My thinking has also been different; my attention to repetitive labor and durational work has very much been informed by my own craft practice during pandemic and by my new relationship with the (for me) now utterly overlapping categories of “home” and “work.” That sensibility has informed my writing and brought out new ideas about the felt meanings of textile work. It’s also helped me rethink what I understand as “work” on my dissertation, recognizing that I need to allow ideas to rest and percolate and that sometimes the best thing for my writing is to pick up knitting needles, ride my bicycle, or work on a quilt and let my mind wander.

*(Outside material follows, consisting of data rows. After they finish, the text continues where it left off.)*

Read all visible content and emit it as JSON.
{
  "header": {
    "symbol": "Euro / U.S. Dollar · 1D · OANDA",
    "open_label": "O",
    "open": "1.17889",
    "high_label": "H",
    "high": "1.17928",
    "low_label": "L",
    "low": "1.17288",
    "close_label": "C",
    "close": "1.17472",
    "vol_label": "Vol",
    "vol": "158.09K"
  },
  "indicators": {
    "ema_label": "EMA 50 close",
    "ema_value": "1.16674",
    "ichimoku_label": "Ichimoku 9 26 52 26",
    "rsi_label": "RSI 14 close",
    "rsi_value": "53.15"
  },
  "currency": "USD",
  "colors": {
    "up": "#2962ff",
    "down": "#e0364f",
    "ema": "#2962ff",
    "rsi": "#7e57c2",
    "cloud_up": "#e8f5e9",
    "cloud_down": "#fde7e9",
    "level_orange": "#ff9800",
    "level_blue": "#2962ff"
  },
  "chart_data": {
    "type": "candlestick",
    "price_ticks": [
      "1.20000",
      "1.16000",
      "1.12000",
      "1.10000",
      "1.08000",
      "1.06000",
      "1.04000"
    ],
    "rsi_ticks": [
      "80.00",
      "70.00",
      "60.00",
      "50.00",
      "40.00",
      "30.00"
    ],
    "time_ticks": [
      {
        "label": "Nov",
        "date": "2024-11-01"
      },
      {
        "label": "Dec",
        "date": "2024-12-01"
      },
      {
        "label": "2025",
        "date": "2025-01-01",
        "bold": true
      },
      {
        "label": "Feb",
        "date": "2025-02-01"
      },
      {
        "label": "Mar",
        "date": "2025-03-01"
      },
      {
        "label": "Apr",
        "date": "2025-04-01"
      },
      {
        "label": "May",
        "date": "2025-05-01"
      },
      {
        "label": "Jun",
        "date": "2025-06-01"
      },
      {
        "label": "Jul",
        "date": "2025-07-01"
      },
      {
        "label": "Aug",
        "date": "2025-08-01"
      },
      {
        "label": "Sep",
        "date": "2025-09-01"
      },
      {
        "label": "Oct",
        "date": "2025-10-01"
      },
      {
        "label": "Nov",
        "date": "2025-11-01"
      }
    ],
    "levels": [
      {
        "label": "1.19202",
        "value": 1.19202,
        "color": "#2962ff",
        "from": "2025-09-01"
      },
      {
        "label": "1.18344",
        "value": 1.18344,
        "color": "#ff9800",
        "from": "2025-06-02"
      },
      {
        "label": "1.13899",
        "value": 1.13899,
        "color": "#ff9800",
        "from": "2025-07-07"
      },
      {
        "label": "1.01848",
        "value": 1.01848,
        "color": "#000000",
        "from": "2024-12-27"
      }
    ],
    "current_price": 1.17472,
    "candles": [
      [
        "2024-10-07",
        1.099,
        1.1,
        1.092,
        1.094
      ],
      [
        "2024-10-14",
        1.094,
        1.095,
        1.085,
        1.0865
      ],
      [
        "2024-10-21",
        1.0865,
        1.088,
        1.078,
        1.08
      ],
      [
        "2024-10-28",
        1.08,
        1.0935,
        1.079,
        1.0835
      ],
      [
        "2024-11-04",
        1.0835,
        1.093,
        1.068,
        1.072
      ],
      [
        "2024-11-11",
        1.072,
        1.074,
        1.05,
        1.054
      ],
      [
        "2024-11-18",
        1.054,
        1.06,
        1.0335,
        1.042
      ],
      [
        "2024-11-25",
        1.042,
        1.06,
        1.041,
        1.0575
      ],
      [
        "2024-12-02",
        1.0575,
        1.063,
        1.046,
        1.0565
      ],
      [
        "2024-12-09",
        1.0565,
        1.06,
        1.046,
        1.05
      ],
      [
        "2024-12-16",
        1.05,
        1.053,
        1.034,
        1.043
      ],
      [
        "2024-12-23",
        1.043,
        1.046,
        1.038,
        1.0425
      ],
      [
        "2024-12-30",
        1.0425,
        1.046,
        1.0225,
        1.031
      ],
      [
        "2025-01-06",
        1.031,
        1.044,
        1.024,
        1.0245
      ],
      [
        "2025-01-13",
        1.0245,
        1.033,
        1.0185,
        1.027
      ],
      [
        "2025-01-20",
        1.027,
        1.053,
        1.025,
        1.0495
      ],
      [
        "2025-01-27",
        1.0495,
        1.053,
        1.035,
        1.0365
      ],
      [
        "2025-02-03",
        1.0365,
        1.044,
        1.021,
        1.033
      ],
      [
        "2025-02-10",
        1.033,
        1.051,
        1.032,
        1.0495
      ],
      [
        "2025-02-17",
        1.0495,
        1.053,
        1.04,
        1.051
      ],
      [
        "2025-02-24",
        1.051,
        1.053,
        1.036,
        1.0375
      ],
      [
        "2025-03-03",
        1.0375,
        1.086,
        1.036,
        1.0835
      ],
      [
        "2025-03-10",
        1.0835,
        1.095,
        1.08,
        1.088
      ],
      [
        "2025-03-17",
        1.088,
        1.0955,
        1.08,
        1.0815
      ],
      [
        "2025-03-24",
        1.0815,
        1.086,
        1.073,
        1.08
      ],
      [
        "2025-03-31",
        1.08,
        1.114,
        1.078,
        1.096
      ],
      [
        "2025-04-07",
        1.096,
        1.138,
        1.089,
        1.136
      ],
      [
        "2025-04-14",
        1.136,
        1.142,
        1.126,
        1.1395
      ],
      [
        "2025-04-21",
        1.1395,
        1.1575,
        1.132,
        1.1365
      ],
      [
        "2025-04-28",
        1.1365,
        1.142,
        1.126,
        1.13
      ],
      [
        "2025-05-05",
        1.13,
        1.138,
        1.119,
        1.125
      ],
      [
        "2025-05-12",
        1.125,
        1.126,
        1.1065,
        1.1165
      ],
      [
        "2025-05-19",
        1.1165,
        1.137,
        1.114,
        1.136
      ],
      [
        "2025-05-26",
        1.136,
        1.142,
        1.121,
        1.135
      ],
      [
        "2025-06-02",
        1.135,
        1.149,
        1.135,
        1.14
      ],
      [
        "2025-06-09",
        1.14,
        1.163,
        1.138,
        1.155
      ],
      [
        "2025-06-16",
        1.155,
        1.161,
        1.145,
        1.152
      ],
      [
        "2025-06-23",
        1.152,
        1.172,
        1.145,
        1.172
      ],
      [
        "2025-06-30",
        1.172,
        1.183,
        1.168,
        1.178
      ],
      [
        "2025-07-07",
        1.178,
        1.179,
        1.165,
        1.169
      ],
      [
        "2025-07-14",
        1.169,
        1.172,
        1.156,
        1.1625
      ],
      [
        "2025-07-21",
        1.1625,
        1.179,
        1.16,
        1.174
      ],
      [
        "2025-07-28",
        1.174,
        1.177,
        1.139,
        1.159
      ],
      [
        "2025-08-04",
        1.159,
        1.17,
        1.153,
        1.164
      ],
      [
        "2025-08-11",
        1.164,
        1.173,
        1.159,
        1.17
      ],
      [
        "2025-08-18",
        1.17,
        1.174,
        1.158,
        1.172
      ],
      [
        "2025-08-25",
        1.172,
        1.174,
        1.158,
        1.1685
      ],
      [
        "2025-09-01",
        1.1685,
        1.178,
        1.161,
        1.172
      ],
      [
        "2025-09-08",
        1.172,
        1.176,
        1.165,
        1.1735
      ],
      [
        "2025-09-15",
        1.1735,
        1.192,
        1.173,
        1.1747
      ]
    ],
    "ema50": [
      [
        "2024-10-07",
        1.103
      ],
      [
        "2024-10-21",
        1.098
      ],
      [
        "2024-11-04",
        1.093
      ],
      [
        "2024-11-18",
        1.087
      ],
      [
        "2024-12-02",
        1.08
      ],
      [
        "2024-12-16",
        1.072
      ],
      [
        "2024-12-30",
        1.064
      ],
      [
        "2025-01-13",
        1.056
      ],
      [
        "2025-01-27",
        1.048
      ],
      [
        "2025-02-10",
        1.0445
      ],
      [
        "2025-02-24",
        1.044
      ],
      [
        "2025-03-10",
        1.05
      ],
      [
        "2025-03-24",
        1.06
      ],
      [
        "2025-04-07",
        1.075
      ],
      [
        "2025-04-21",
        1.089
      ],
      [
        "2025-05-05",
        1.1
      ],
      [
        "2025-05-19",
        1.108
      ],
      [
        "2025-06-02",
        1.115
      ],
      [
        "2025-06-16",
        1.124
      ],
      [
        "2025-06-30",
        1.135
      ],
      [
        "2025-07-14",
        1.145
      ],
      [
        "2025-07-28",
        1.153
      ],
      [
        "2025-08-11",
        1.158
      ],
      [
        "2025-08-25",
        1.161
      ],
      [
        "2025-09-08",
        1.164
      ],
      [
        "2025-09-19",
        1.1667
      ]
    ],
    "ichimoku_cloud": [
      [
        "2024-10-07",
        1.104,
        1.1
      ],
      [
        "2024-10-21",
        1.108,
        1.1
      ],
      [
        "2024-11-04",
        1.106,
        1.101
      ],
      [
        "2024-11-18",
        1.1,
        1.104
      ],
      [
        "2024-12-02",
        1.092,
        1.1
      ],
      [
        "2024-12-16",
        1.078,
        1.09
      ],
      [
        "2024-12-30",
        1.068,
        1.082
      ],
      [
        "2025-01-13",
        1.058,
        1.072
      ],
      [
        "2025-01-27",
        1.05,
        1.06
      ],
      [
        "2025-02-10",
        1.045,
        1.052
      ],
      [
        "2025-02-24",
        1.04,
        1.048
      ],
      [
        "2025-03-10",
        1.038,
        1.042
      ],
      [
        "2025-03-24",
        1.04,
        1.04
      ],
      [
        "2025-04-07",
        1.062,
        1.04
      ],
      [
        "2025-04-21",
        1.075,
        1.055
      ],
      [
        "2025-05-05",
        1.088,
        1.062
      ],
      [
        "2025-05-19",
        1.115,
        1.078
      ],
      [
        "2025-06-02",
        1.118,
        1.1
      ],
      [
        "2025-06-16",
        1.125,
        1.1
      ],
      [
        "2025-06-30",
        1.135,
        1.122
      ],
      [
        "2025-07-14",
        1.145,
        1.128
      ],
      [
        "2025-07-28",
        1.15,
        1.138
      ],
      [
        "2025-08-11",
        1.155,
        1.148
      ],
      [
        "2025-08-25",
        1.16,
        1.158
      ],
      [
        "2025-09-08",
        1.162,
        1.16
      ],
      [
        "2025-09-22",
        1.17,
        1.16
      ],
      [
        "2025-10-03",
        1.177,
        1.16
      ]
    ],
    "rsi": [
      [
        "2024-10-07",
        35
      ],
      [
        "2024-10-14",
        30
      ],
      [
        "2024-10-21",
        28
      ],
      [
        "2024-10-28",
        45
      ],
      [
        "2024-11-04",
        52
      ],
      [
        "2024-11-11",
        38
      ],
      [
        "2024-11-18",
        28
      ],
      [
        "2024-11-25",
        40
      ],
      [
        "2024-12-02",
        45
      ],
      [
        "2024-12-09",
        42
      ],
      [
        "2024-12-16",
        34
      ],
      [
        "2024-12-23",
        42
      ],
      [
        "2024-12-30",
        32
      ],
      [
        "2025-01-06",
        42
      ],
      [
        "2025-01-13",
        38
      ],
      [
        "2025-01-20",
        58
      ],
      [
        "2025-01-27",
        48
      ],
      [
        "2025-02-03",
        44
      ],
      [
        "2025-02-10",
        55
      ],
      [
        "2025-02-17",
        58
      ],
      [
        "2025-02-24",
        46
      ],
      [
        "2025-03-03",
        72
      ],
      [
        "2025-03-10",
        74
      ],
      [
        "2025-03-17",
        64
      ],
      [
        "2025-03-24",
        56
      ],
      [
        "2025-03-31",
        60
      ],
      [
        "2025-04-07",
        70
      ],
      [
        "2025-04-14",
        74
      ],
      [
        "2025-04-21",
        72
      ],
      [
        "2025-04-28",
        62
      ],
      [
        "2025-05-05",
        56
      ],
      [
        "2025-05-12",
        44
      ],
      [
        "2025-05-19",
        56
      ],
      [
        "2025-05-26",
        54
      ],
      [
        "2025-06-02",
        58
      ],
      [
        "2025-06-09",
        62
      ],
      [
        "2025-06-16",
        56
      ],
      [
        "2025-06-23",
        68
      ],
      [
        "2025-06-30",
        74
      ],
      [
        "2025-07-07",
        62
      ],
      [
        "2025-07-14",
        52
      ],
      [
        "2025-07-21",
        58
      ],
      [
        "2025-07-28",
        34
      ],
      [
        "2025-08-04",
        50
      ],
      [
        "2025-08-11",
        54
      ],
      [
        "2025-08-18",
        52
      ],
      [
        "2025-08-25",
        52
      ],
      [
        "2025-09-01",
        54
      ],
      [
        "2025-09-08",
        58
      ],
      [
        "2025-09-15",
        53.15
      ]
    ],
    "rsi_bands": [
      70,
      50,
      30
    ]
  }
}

Some things are irreplaceable. My dissertation would have benefited immensely from the several conferences I had planned to attend over the last year, all of which have been postponed or canceled. I know that my ideas are sharper and fuller when honed in conversation. The pandemic has meant that I was not able to have the kinds of generative conversations that happen between conference sessions, or even the kinds of unplanned discussions with fellow students here at BU that enrich and enliven scholarship. It is hard to know that my defense will happen—as much of my life has been happening—on a screen. Finishing a dissertation is always hard and finishing during a pandemic is especially challenging. But I love my work; I think it matters and, thankfully, the dissertation is but one stage in a process. I hope to benefit from closer proximity to materials as well as fellow scholars, colleagues and friends in the next iteration of my project.
Mariah was interviewed by Arthur George Kamya, March 2021.